Owen Gleiberman of Variety wrote "It zips right along, it makes you smile and chortle, it's a surprisingly sweet-spirited love story... and it's a better tribute to the one-world utopian power of classic rock than Yesterday was. On a scale of one to 10, I wouldn't say that Face the Music goes to 11, but it's a most excellent sequel." Writing for The Hollywood Reporter, John DeFore called the film "an uneven but likable return" and said "Dean Parisot's Bill & Ted Face the Music is almost exactly as good as its two big-screen predecessors—make of that statement what you will—while cleaning up some, but not all, of the things that might make an old fan of those films cringe today."

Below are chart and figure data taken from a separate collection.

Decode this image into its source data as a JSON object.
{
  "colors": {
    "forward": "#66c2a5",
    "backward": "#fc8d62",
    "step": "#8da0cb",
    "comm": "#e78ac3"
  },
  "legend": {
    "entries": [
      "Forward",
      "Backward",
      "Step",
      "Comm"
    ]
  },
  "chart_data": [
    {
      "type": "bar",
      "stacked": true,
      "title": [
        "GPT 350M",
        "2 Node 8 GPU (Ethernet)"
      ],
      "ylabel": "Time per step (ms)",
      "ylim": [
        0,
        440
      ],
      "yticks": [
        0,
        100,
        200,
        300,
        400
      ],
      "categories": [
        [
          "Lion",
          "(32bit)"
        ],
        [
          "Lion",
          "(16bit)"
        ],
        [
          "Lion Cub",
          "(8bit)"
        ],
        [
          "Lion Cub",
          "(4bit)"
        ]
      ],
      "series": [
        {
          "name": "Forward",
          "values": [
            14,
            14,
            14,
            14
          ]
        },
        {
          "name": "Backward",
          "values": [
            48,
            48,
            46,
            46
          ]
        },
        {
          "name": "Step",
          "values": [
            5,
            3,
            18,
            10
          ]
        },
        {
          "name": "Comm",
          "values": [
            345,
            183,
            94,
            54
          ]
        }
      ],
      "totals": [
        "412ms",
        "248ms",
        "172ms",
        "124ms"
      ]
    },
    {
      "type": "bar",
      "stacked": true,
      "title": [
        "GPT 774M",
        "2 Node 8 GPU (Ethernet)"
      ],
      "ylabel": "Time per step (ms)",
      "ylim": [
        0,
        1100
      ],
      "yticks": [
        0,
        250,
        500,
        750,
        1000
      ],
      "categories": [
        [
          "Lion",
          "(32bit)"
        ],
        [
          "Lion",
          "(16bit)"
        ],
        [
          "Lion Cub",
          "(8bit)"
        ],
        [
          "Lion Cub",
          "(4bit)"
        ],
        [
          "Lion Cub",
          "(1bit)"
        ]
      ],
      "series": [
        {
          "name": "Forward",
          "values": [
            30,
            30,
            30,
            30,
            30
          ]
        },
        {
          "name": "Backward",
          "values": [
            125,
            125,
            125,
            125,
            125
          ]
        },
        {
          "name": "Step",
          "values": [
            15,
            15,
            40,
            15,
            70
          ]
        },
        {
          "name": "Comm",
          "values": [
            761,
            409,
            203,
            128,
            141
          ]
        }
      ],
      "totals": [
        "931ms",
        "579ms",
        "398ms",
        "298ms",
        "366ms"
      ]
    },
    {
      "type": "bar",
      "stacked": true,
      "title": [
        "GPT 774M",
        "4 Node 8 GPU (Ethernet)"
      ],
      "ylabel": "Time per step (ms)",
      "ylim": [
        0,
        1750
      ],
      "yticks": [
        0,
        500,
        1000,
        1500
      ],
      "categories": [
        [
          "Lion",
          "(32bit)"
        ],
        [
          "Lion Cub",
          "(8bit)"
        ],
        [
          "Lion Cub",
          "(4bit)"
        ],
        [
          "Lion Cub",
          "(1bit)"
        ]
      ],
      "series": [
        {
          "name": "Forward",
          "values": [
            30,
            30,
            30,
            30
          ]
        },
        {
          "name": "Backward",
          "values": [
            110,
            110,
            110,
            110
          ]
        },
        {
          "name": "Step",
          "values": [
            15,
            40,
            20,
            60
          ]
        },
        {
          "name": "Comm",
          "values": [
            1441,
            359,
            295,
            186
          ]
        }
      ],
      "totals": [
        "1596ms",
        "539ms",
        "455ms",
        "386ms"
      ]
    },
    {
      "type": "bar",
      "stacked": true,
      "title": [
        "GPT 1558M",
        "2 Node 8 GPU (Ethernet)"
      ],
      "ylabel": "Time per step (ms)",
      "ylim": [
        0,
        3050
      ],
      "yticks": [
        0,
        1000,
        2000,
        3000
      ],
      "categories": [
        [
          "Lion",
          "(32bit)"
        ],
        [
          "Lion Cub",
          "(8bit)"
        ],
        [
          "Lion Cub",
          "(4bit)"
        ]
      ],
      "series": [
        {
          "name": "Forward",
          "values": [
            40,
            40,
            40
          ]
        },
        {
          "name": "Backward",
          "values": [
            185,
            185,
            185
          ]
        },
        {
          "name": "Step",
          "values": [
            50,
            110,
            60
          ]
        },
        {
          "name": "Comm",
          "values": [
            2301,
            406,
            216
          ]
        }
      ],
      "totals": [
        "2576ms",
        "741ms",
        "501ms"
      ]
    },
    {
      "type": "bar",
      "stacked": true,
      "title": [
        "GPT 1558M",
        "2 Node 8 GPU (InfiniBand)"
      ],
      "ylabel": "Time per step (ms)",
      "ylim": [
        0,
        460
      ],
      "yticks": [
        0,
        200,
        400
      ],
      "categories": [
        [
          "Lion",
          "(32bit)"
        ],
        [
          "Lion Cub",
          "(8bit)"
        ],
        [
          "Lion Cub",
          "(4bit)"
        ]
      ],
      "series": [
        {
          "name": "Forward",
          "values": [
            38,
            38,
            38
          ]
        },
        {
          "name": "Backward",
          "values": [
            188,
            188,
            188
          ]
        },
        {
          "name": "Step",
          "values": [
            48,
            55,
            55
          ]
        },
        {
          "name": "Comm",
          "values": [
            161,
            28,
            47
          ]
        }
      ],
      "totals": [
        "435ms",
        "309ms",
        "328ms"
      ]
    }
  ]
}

The film was nominated at the Saturn Awards for Best Fantasy Film Release and Best Make-up in 2021, but lost to Once Upon a Time in Hollywood and Star Wars: The Rise of Skywalker, respectively.

==Future==
Shortly before the release of Face the Music, Winter and Reeves discussed the possibility of a fourth Bill & Ted film, the latter telling Rachel Smith of Entertainment Tonight that it would be "up to the fans." When asked in an interview with DiscussingFilm in August 2020 if the characters of Thea and Billie could result in a sequel or spin-off film, writer Ed Solomon stated, "It wasn't when we were first writing it, but as we saw Brigette and Samara inhabit these roles, I thought for sure if there was interest and people wanted to carry this forward, the Bill & Ted spirit, I would absolutely let those characters carry it forward. I think we've finished with the Alex and Keanu Bill & Ted story. I think it's done, but if people were interested in a Billie & Thea continuation, I think it'd be cool."